In the early '00s, I worked as a freelancer for a publication two floors below Vogue — pre-Devil Wears Prada. Each sighting of Anna Wintour, no matter from how great a distance, was terrifying enough to immobilize me for a few seconds, leading to a sweaty paralysis when I found myself alone with her in an elevator. Wintour's arctic imperiousness has a way of creating the most masochistic deference, a dynamic that R.J. Cutler superficially explores — and becomes prone to — in his documentary The September Issue.
Cutler, one of the producers of 1993's The War Room, was granted full access by Wintour to film the creation of her magazine's September 2007 issue, which, at 840 pages, was the largest in Vogue's history. Who knows why the infamously aloof and inscrutable editor chose to cooperate — perhaps to do Miranda Priestly better than Meryl Streep or to quell rumors that she would be replaced by French Vogue Editor-in-Chief Carine Roitfeld. But her blessing seems to account for her kind treatment here; none of Wintour's many detractors speak in the film. Though Wintour is definitely shown as curt, dismissive, and demanding, Cutler includes this explanation from gung-ho Vogue Publisher Tom Florio: "I don't find her hidden. I just don't find her accessible to people she doesn't need to be accessible to. She's busy. She's not warm and friendly."
Filmed in tight close-up at the doc's beginning, Wintour's pageboy-bob helmet remains immovable. Wintour offers, smiling as best she can, her own unconvincing defense of her life's work to naysayers: "People are frightened of fashion. Because it scares them or makes them nervous, they put it down. There is something about fashion that can make people very nervous." Those people might include Wintour's beloved daughter, Bee, who says she would prefer a career in law to fashion. "It's a really weird industry for me," Bee says. "Sorry, Mommy." Or the editor's three far more civic-minded siblings, of whom Wintour, in her most revealing moment, can only say, "I think they're very amused by what I do."

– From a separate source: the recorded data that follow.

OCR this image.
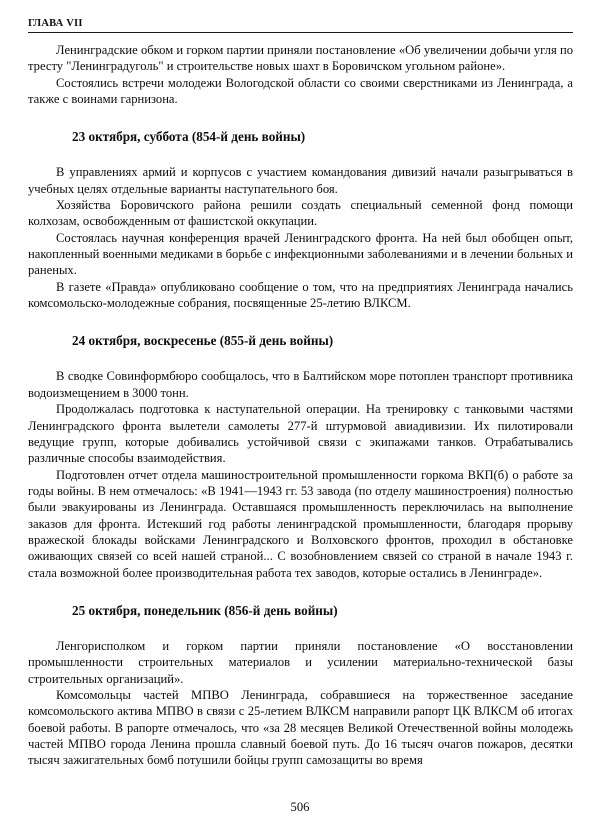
ГЛАВА VII

Ленинградские обком и горком партии приняли постановление «Об увеличении добычи угля по тресту "Ленинградуголь" и строительстве новых шахт в Боровичском угольном районе».

Состоялись встречи молодежи Вологодской области со своими сверстниками из Ленинграда, а также с воинами гарнизона.

23 октября, суббота (854-й день войны)

В управлениях армий и корпусов с участием командования дивизий начали разыгрываться в учебных целях отдельные варианты наступательного боя.

Хозяйства Боровичского района решили создать специальный семенной фонд помощи колхозам, освобожденным от фашистской оккупации.

Состоялась научная конференция врачей Ленинградского фронта. На ней был обобщен опыт, накопленный военными медиками в борьбе с инфекционными заболеваниями и в лечении больных и раненых.

В газете «Правда» опубликовано сообщение о том, что на предприятиях Ленинграда начались комсомольско-молодежные собрания, посвященные 25-летию ВЛКСМ.

24 октября, воскресенье (855-й день войны)

В сводке Совинформбюро сообщалось, что в Балтийском море потоплен транспорт противника водоизмещением в 3000 тонн.

Продолжалась подготовка к наступательной операции. На тренировку с танковыми частями Ленинградского фронта вылетели самолеты 277-й штурмовой авиадивизии. Их пилотировали ведущие групп, которые добивались устойчивой связи с экипажами танков. Отрабатывались различные способы взаимодействия.

Подготовлен отчет отдела машиностроительной промышленности горкома ВКП(б) о работе за годы войны. В нем отмечалось: «В 1941—1943 гг. 53 завода (по отделу машиностроения) полностью были эвакуированы из Ленинграда. Оставшаяся промышленность переключилась на выполнение заказов для фронта. Истекший год работы ленинградской промышленности, благодаря прорыву вражеской блокады войсками Ленинградского и Волховского фронтов, проходил в обстановке оживающих связей со всей нашей страной... С возобновлением связей со страной в начале 1943 г. стала возможной более производительная работа тех заводов, которые остались в Ленинграде».

25 октября, понедельник (856-й день войны)

Ленгорисполком и горком партии приняли постановление «О восстановлении промышленности строительных материалов и усилении материально-технической базы строительных организаций».

Комсомольцы частей МПВО Ленинграда, собравшиеся на торжественное заседание комсомольского актива МПВО в связи с 25-летием ВЛКСМ направили рапорт ЦК ВЛКСМ об итогах боевой работы. В рапорте отмечалось, что «за 28 месяцев Великой Отечественной войны молодежь частей МПВО города Ленина прошла славный боевой путь. До 16 тысяч очагов пожаров, десятки тысяч зажигательных бомб потушили бойцы групп самозащиты во время

506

The quick peeks into Her Highness' inner life break up Cutler's too-often-rushed, montage-heavy countdown of the frenzied months leading up to that behemoth issue, capturing the desperate attempts of Vogue staffers to please their boss and their singular, gnomic pronouncements at meetings: "The jacket is the new coat." Even Vogue's queenly editor-at-large, André Leon Talley, must bend to madame's will, explaining his presence on a tennis court: "Miss Wintour said I had to lose weight. What Miss Wintour says, goes."
But not always. Grace Coddington, Vogue's creative director and the only one who dares to say no — if not always directly — to Wintour, emerges as The September Issue's true star, or at least the player with the greatest resolve, a devoted romantic who still has the sanest perspective on the industry. A former model from North Wales whose career on the runway ended after a car accident, the flame-haired Coddington started at Vogue the same day as Wintour, beginning a decades-long relationship of both begrudging respect and some inspired passive-aggressive behavior: Coddington is especially gifted at manipulating the presence of Cutler's crew to get what she wants from her boss.
If it feels perverse to cheer when Coddington's lavish visions — including a couture spread at the gardens of Versailles — ultimately dominate the magazine, it's a reminder of what a completely different era two years ago was. The September 2009 Vogue has 256 fewer pages than 2007's; last month, S.I. Newhouse called in consulting firm McKinsey & Co. to audit Condé Nast's spending. During the closing credits of Cutler's film, a scene at a printing press depicts the assembly of the doorstopper issue as lovingly as similar moments in the broadsheet-dramas The Soloist and State of Play. "I get very angry," Wintour notes in confessional mode about the demands of her position. "When I find myself getting really angry, I'll leave." The choice may not be hers to make.